И вот еще. Почему-то мне важно знать, какое сегодня число. Нельзя сказать, что я отчетливо понимаю, зачем мне это, но первое, о чем я думаю, проснувшись, – какое число было вчера, и прибавляю один день. Даже когда мне не хочется разговаривать с ними, а мне редко сейчас хочется разговаривать, я все равно произношу вслух, чтобы и они знали. Сегодня двадцатое января, говорю я. Или: надо же, уже второе февраля. Я делаю это каждый день и, по-моему, очень их раздражаю. Они пожимают плечами, смотрят в сторону или делают вид, что не слышали. Разве что Лёня какое-то время, в самом начале, принимался морщить лоб и заявлял в конце концов что-нибудь вроде: «День работника транспортной милиции?» или «День молодежи Азербайджана?», и пока он сочинял эти дурацкие и далеко не всегда приличные варианты, мои слова хотя бы не повисали в воздухе. После Нового года он не делал этого ни разу. Мне кажется, после Нового года мы вообще перестали шутить, но это не имеет значения. Утром я открываю глаза и говорю громко: третье февраля. И если в моих часах закончится батарейка, я буду делать зарубки на стене и считать их; я не собьюсь и не дам им сбиться, потому что иначе все эти короткие одинаковые дни сольются, наслоятся один на другой и превратятся в один бесконечный сумеречный поток, в однородную безрадостную ленту.

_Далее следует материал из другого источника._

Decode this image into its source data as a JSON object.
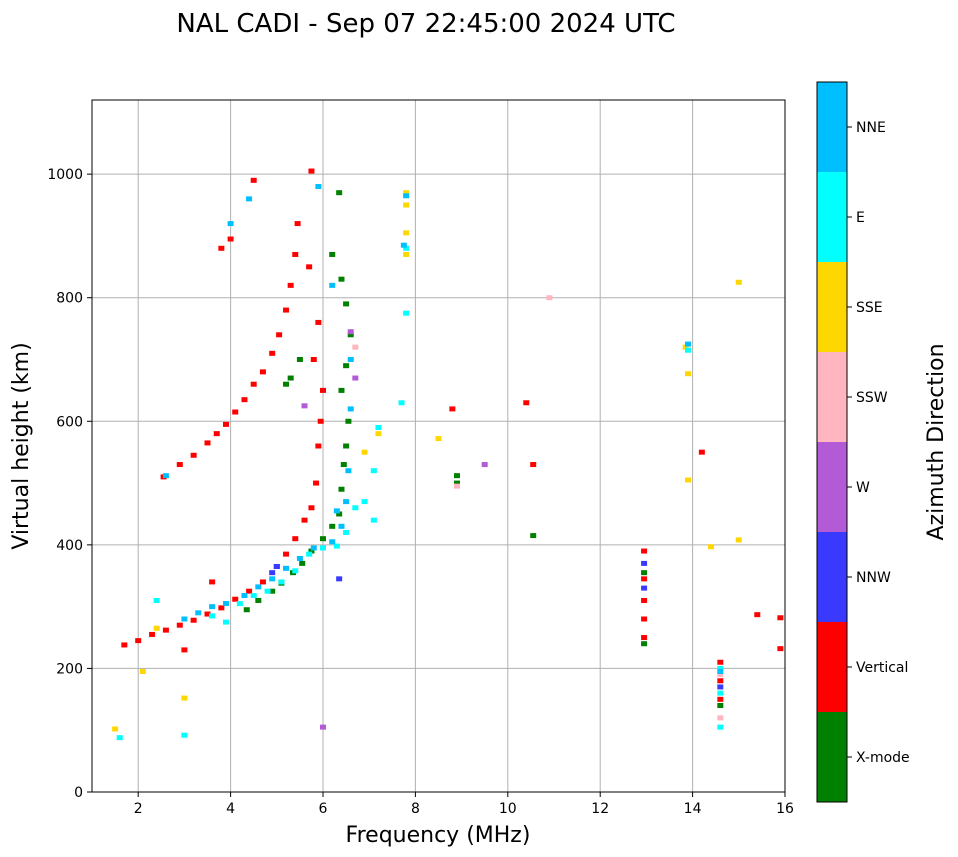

Еще несколько недель, и в Москве снег уже, наверное, начнет понемногу таять, сугробы съежатся и отступят к газонам, обнажая участки сухого чистого асфальта. Здесь проклятая зима даже и не думает заканчиваться, словно она только взяла разгон, словно здесь всегда будет только она; заколдованное место, в котором остановилось время. И темно, все время темно. Немного светлее становится к полудню, а к трем часам снова сгущаются сумерки, и эти несколько часов все мы, несмотря на холод, вылезаем наружу, бледные, сизые и ослепшие, как кроты, чтобы впитать хотя бы немного света. И если не считать эти три коротких часа, все остальное время здесь продолжается ночь, холодная и пустая. В городе никогда не бывает такой абсолютной, беспросветной и безмолвной темноты. Городские ночи отдают желтизной уличных фонарей и наполнены звуками проезжающих машин, тихим жужжанием электроприборов, пульсом миллионов организмов, дышащих вокруг; а в этом месте, где мы добровольно заточили себя, стоит ночью отойти от дома на два шага – и всё мгновенно растворяется в плотном чернильном мраке, и ты торопишься вернуться, почти бежишь, всякий раз с вытянутыми вперед руками, боясь, что за эти несколько минут и маленький дом, в существовании которого только что не было никаких сомнений, и все, кто находился внутри, уже исчезли, пропали без следа, и сколько бы ты ни сделала теперь шагов, под твоими ладонями всегда будет только непрозрачная пустота.